German parliament slaps limits on drone deal after Peter Thiel backlash
POLITICO - Wednesday, February 25, 2026BERLIN — Germany’s parliament approved a multibillion-euro military drone contract on Wednesday, but only after coalition lawmakers imposed new financial caps and oversight conditions following scrutiny over Peter Thiel’s stake in Stark, the Berlin-based startup that was awarded the deal.
The agreement — covering loitering munitions from Stark and competitor Helsing — cleared the Bundestag’s budget committee with binding restrictions that would limit how much the Defense Ministry can ultimately spend and require renewed parliamentary approval for large optional orders.
The late-stage changes, summarized in a document obtained by POLITICO, followed days of political controversy over Thiel’s minority investment in Stark, as well as broader concerns among coalition lawmakers about how the framework contract was structured and disclosed to parliament.
The Thiel Foundation, a private foundation set up by Peter Thiel and contacted by POLITICO in an effort to seek a response, did not respond to emailed requests for comment.
The confidential Stark contract, seen by POLITICO, is structured as a seven-year framework agreement with an initial fixed order worth €268.6 million. If all optional orders had been exercised, the total value could have reached roughly €2.86 billion.
Under the conditions adopted Wednesday, any additional orders beyond the initial tranche require renewed parliamentary approval. The Defense Ministry must also demonstrate completed qualification and serial readiness before follow-on orders can proceed. If it seeks to exceed the €1 billion cap, it must submit updated needs justifications and pricing documentation to lawmakers.
Stark did not immediately respond to POLITICO’s request for comment on limits to the contract.
It’s unclear what Thiel’s share in the company is. The investor is known for supporting President Donald Trump and bankrolling conservative candidates such as Vice President JD Vance, aligning himself with the populist wing of the Republican Party.

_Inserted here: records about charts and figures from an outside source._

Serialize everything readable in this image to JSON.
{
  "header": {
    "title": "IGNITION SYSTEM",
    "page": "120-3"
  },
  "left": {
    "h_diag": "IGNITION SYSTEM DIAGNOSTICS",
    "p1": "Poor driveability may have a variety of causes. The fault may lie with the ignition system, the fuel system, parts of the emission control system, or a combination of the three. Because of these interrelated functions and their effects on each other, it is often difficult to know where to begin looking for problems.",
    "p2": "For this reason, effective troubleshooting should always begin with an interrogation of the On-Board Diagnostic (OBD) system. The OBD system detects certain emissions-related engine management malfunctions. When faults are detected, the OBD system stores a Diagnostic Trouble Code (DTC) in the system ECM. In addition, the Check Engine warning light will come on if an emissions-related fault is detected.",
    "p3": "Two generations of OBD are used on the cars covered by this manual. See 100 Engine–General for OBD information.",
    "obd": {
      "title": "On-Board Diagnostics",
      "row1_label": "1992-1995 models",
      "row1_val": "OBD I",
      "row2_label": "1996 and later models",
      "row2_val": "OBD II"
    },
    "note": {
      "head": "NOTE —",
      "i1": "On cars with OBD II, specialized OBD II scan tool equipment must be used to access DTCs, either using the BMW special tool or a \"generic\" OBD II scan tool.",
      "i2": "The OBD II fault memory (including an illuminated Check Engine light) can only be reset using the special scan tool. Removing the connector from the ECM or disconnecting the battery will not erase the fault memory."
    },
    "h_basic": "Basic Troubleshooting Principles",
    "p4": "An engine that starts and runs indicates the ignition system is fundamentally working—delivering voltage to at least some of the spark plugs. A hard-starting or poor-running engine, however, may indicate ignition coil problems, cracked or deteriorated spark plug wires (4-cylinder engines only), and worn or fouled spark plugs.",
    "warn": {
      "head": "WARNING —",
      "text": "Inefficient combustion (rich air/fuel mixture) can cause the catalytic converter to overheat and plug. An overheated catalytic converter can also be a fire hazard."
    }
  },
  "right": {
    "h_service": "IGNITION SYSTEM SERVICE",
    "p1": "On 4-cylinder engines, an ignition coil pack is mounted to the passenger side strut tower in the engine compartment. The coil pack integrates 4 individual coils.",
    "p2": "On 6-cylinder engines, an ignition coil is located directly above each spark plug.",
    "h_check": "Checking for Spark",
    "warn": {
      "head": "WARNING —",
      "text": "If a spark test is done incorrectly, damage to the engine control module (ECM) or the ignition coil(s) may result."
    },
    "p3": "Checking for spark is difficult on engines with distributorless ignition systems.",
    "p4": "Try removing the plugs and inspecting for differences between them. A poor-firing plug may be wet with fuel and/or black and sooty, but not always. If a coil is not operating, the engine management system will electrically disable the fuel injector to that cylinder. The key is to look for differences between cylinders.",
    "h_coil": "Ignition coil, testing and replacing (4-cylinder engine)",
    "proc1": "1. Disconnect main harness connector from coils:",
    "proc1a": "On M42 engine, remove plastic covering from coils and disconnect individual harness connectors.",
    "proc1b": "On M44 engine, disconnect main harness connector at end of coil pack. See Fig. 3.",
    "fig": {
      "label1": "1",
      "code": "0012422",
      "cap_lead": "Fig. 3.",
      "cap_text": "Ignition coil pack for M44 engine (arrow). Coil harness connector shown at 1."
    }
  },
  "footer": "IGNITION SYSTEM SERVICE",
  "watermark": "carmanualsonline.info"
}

Beyond investor concerns, coalition budget lawmakers had also questioned pricing structures and redacted passages in documents presented to parliament. Christian Democratic lawmaker Andreas Mattfeldt warned that “responsibility does not mean rubber-stamping.”
The contracts were originally designed so that, if one supplier failed, the other could scale up to cover the Bundeswehr’s full requirement. By capping each company at €1 billion without renewed approval, lawmakers have limited that built-in redundancy — ensuring that any large expansion will require another political decision.
Doepfner Capital, led by Moritz Döpfner, the son of Axel Springer CEO Mathias Döpfner, is also an investor in Stark. Axel Springer owns POLITICO.